Daniela Huppenkothen headshotMay 7: Daniela Huppenkothen (SRON Netherlands Institute for Space Research)

Title: Unravelling the Physics of Black Holes Using Astronomical Time Series
[Huppenkothen Talk Recording] [Huppenkothen Talk Slides]

Abstract: Black holes are at the heart of many open questions in astrophysics. They are prime laboratories to study the effects of strong gravity, and are thought to play a significant role in the evolution of the universe. Much of our knowledge of these sources comes from studies of black holes in X-ray binaries, where a black hole exists in a binary system with a star, and is observed through the radiation emitted by stellar material as it falls into the black hole. Of particular interest are their time series, measurements of their brightness as a function of time. Connecting properties of these (often stochastic) time series to physical models of how matter falls into black holes enables probes of fundamental physics, but requires sophisticated statistical methods commonly grouped under the term “spectral timing”. In addition, data analysis is often complicated by systematic biases introduced by the detectors used to gather the data.
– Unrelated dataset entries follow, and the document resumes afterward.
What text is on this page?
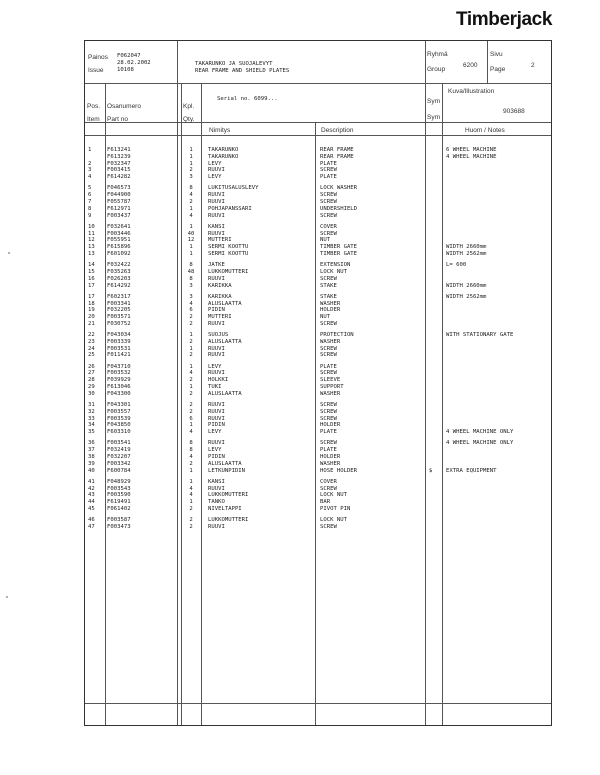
Timberjack
Painos
Issue
F062047
28.02.2002
10108
TAKARUNKO JA SUOJALEVYT
REAR FRAME AND SHIELD PLATES
Ryhmä
Group
6200
Sivu
Page
2
Pos.
Item
Osanumero
Part no
Kpl.
Qty.
Serial no. 6099...
Nimitys	Description
Sym
Sym
Kuva/Illustration
903688
Huom / Notes
1
2
3
4
5
6
7
8
9
10
11
12
13
13
14
15
16
17
17
18
19
20
21
22
23
24
25
26
27
28
29
30
31
32
33
34
35
36
37
38
39
40
41
42
43
44
45
46
47
F613241
F613239
F032347
F003415
F614282
F046573
F044900
F055787
F612971
F003437
F032641
F003446
F055951
F615896
F601092
F032422
F035263
F026203
F614292
F602317
F003341
F032205
F003571
F030752
F043034
F003339
F003531
F011421
F043710
F003532
F039929
F613046
F043300
F043301
F003557
F003539
F043850
F603310
F003541
F032419
F032207
F003342
F600784
F048929
F003543
F003590
F619491
F061402
F003587
F003473
1
1
1
2
3
8
4
2
1
4
1
40
12
1
1
8
48
8
3
3
4
6
2
2
1
2
1
2
1
4
2
1
2
2
2
6
1
4
8
8
4
2
1
1
4
4
1
2
2
2
TAKARUNKO
TAKARUNKO
LEVY
RUUVI
LEVY
LUKITUSALUSLEVY
RUUVI
RUUVI
POHJAPANSSARI
RUUVI
KANSI
RUUVI
MUTTERI
SERMI KOOTTU
SERMI KOOTTU
JATKE
LUKKOMUTTERI
RUUVI
KARIKKA
KARIKKA
ALUSLAATTA
PIDIN
MUTTERI
RUUVI
SUOJUS
ALUSLAATTA
RUUVI
RUUVI
LEVY
RUUVI
HOLKKI
TUKI
ALUSLAATTA
RUUVI
RUUVI
RUUVI
PIDIN
LEVY
RUUVI
LEVY
PIDIN
ALUSLAATTA
LETKUNPIDIN
KANSI
RUUVI
LUKKOMUTTERI
TANKO
NIVELTAPPI
LUKKOMUTTERI
RUUVI
REAR FRAME
REAR FRAME
PLATE
SCREW
PLATE
LOCK WASHER
SCREW
SCREW
UNDERSHIELD
SCREW
COVER
SCREW
NUT
TIMBER GATE
TIMBER GATE
EXTENSION
LOCK NUT
SCREW
STAKE
STAKE
WASHER
HOLDER
NUT
SCREW
PROTECTION
WASHER
SCREW
SCREW
PLATE
SCREW
SLEEVE
SUPPORT
WASHER
SCREW
SCREW
SCREW
HOLDER
PLATE
SCREW
PLATE
HOLDER
WASHER
HOSE HOLDER
COVER
SCREW
LOCK NUT
BAR
PIVOT PIN
LOCK NUT
SCREW
$
6 WHEEL MACHINE
4 WHEEL MACHINE
WIDTH 2660mm
WIDTH 2562mm
L= 600
WIDTH 2660mm
WIDTH 2562mm
WITH STATIONARY GATE
4 WHEEL MACHINE ONLY
4 WHEEL MACHINE ONLY
EXTRA EQUIPMENT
In this talk, I will introduce black holes as important astrophysical sources and give an overview of the types of data we observe from them with X-ray telescopes. I will give an overview of spectral timing as an approach to characterizing the information of the physical system contained in these data sets, and present both the state-of-the-art and future directions of time series analysis for black holes. I will also present recent work on mitigating systematic biases in X-ray detectors using simulation-based inference and deep neural networks.

Bio: Daniela Huppenkothen is a staff scientist at the SRON Netherlands Institute for Space Research. Previously, she was Associate Director of the Center for Data-Intensive Research in Astrophysics and Cosmology (DIRAC) at the University of Washington. Before that, she spent time at New York University as a Moore-Sloan Data Science Postdoctoral Fellow, after receiving her PhD at the University of Amsterdam in Astronomy in 2014.

Daniela is interested in leveraging new statistical and computational methods to improve inference within astronomy and space science. Her current research focuses mostly on time series analysis across all parts of astronomy, including asteroids, neutron stars and black holes. She is interested in how we can use machine learning and statistics to mitigate biases introduced into our data by detectors and telescopes. She is lead developer of the open-source software project Stingray, which implements a collection of commonly used time series methods in astronomy. She is interested in finding new ways to teach data science to astronomers (often with candy), and she develops new strategies for facilitating interdisciplinary collaborations in her role as co-organizer of Astro Hack Week.